3 在留資格の取消事由に新たな事由が追加されます

  就労や留学等で在留している方が、正当な理由がなく3か月以上に渡って就労を行わなかった場合や教育を受けなくなった場合等には、在留資格を取り消される可能性がありました。今回、それらの事由以外にも、さらに、虚偽の住所地を届け出た場合、日本人や永九住者の配偶者の身分を有する者としての活動を継続して3か月以上行わない場合が、在留資格の取消事由に追加されます。

4 在留期間が5年に延長されます

 3年の期間を定めた在留期間は、5年に延長されます。今後、例えば、在留期間が、「5年、1年」となるのか、「5年、3年、1年」となるかは、法務省令(入管法施行規則)の公布を待つ必要がありますが、私見としては、「5年、3年、1年」になると予測しています。

5 1年以内であれば、再入国許可が不要となります

  有効な旅券及び在留カードを所持している方は、1年以内(特別永住者の方は、2年以内)であれば、再入国許可が不要となり、長期出国期間が、3年から5年(特別永住者の方は、4年から6年)に延長されます。また、有効な期間内に再入国ができない場合で、相当な理由があれば、1年を超えず、かつ、当初に許可が効力を生じた日から6年(特別永住者の方は、7年)を超えない範囲内で、期間が延長されます。

  また、私見ですが、在留カードを持たない16歳未満の方は、再入国許可がこれまでどおり必要と思います。

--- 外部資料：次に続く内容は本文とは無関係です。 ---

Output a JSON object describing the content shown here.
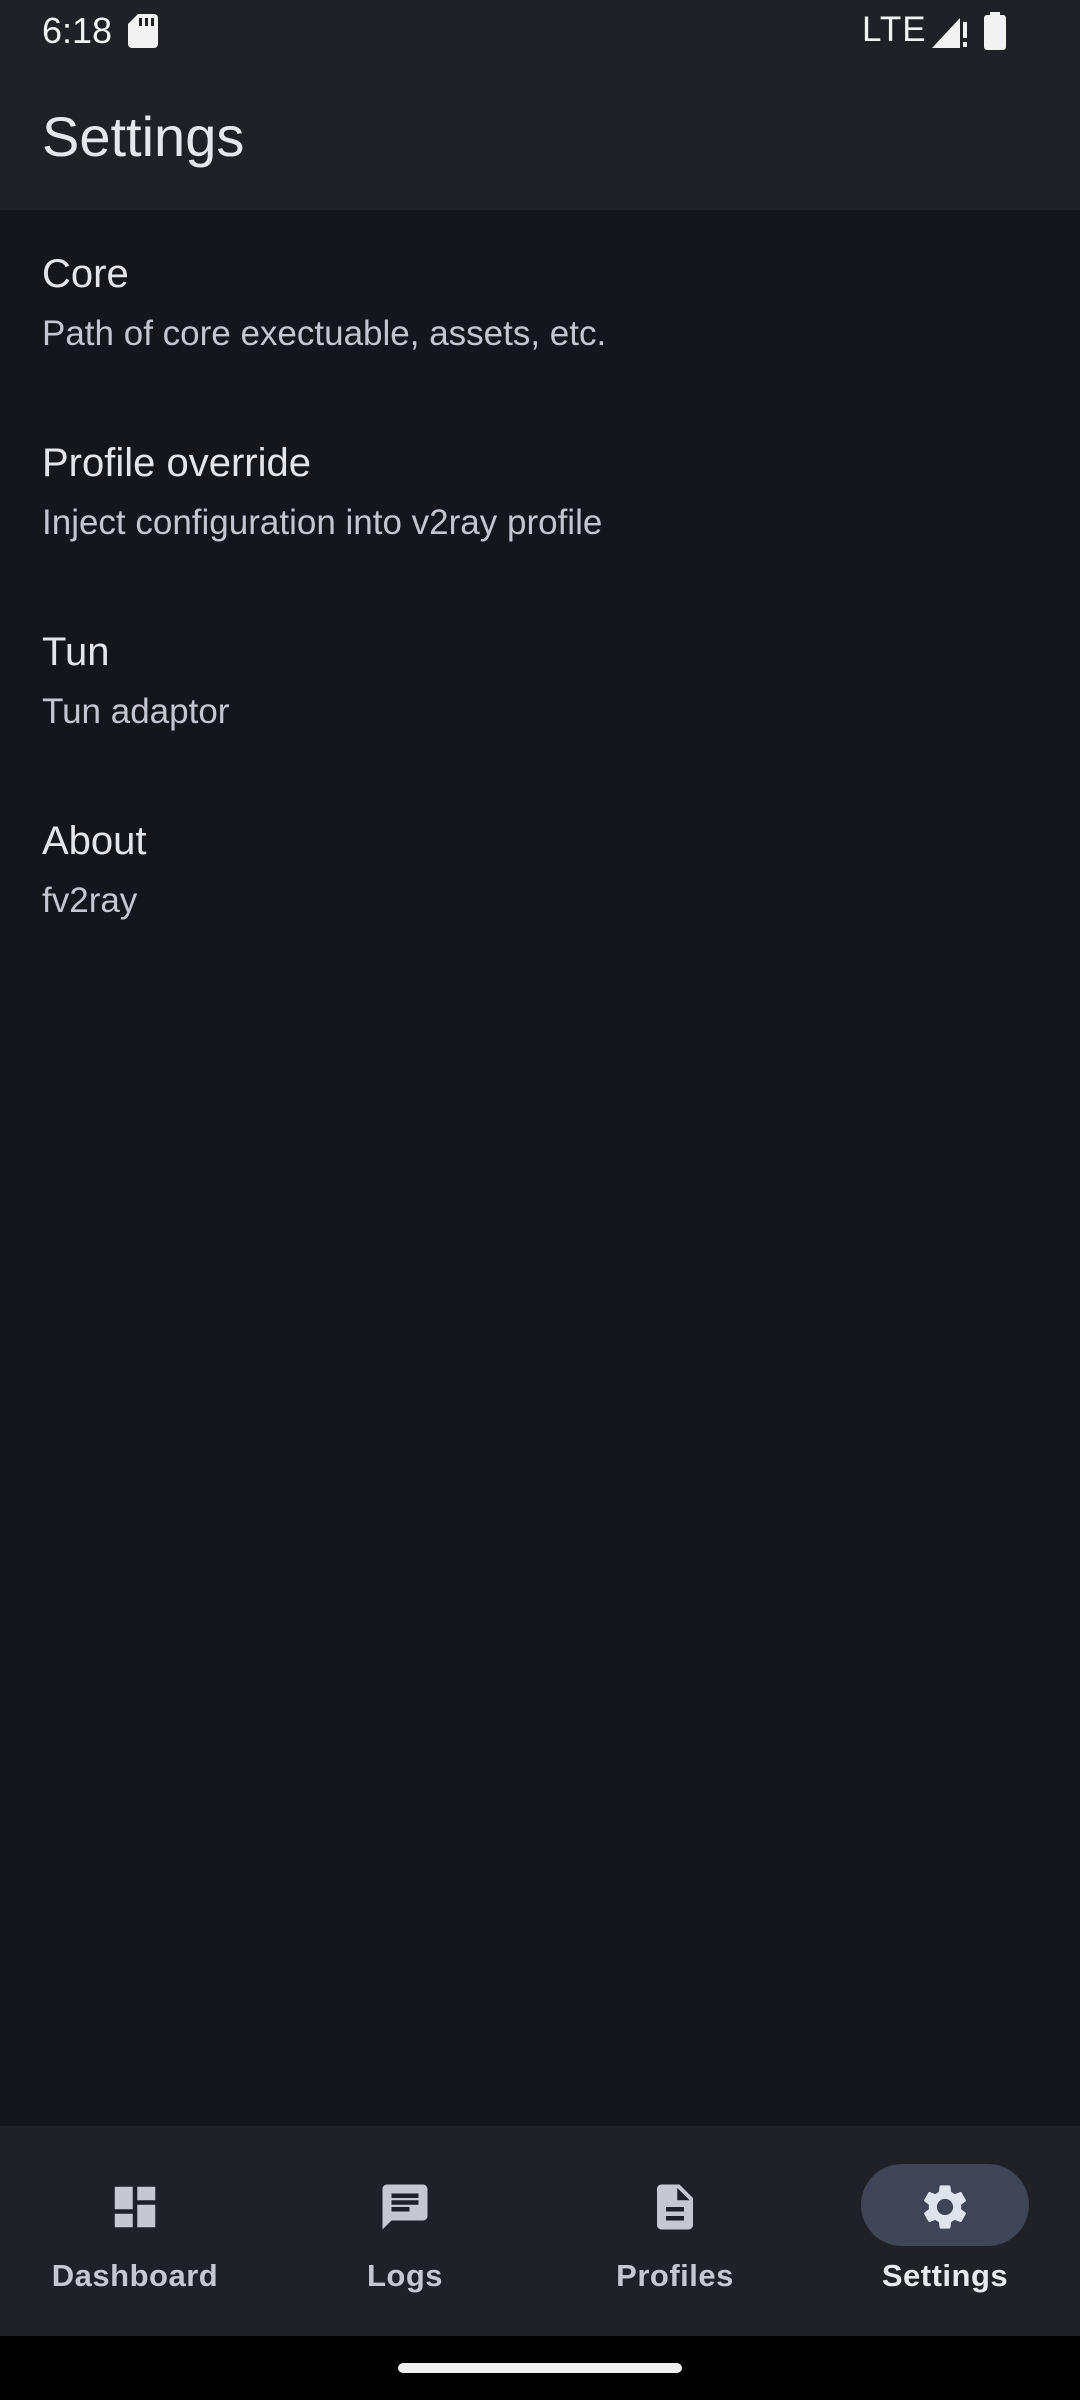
{
  "status_bar": {
    "time": "6:18",
    "network": "LTE",
    "icons": [
      "sd-card-icon",
      "signal-icon",
      "battery-icon"
    ]
  },
  "app_bar": {
    "title": "Settings"
  },
  "settings": [
    {
      "title": "Core",
      "subtitle": "Path of core exectuable, assets, etc."
    },
    {
      "title": "Profile override",
      "subtitle": "Inject configuration into v2ray profile"
    },
    {
      "title": "Tun",
      "subtitle": "Tun adaptor"
    },
    {
      "title": "About",
      "subtitle": "fv2ray"
    }
  ],
  "bottom_nav": {
    "items": [
      {
        "label": "Dashboard",
        "icon": "dashboard-icon",
        "active": false
      },
      {
        "label": "Logs",
        "icon": "chat-message-icon",
        "active": false
      },
      {
        "label": "Profiles",
        "icon": "document-icon",
        "active": false
      },
      {
        "label": "Settings",
        "icon": "gear-icon",
        "active": true
      }
    ]
  },
  "colors": {
    "background": "#15161b",
    "surface": "#1f2126",
    "active_indicator": "#3d4556",
    "text_primary": "#e4e5ea",
    "text_secondary": "#c4c6cf"
  }
}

6 就労資格としての在留資格「技能実習」が創設されます 

  「技能、技術若しくは知識の修得を目的とする活動」と、営利を目的としない団体により受け入れられて行う「知識の修得」をする活動及びその団体の監理の下での機関での活動という2種類で、いずれもの場合も雇用契約を締結して行います。

7 在留資格の「就学」がなくなり、「留学」に一本化されます

   就学生が大学等に進学する場合に、在留資格を変更する必要がなくなります。

8 在留期間更新申請等をした者の在留期間の特例に係る措置

   在留期間の満了の日までに申請した場合において、申請に対する処分が在留期間の満了までにされないときは、当該外国人は、その在留期間の満了後も、当該処分がされる日又は従前の在留期間の満了の日から2月を経過する日のいずれか早い日まで、引き続き当該在留資格をもって本邦に在留することができます。これは、現行の入管実務を法制化するものです。

9 上陸拒否の特例に係る措置

   例えば、オーバーステイにより退去強制(5年間)された外国人である配偶者に対して、2年後に在留資格認定証明書を交付した場合、その後の再上陸を拒否しない規定がされています。これは、現行の入管実務との整合性を図るものです。

10 在留カードと特別永住者証明書の「国籍」蘭について

   「国籍」蘭が、「国籍の属する国等」蘭に変更されるため、「台湾」及び「パレスチナ自治政府」が記載されるようになります。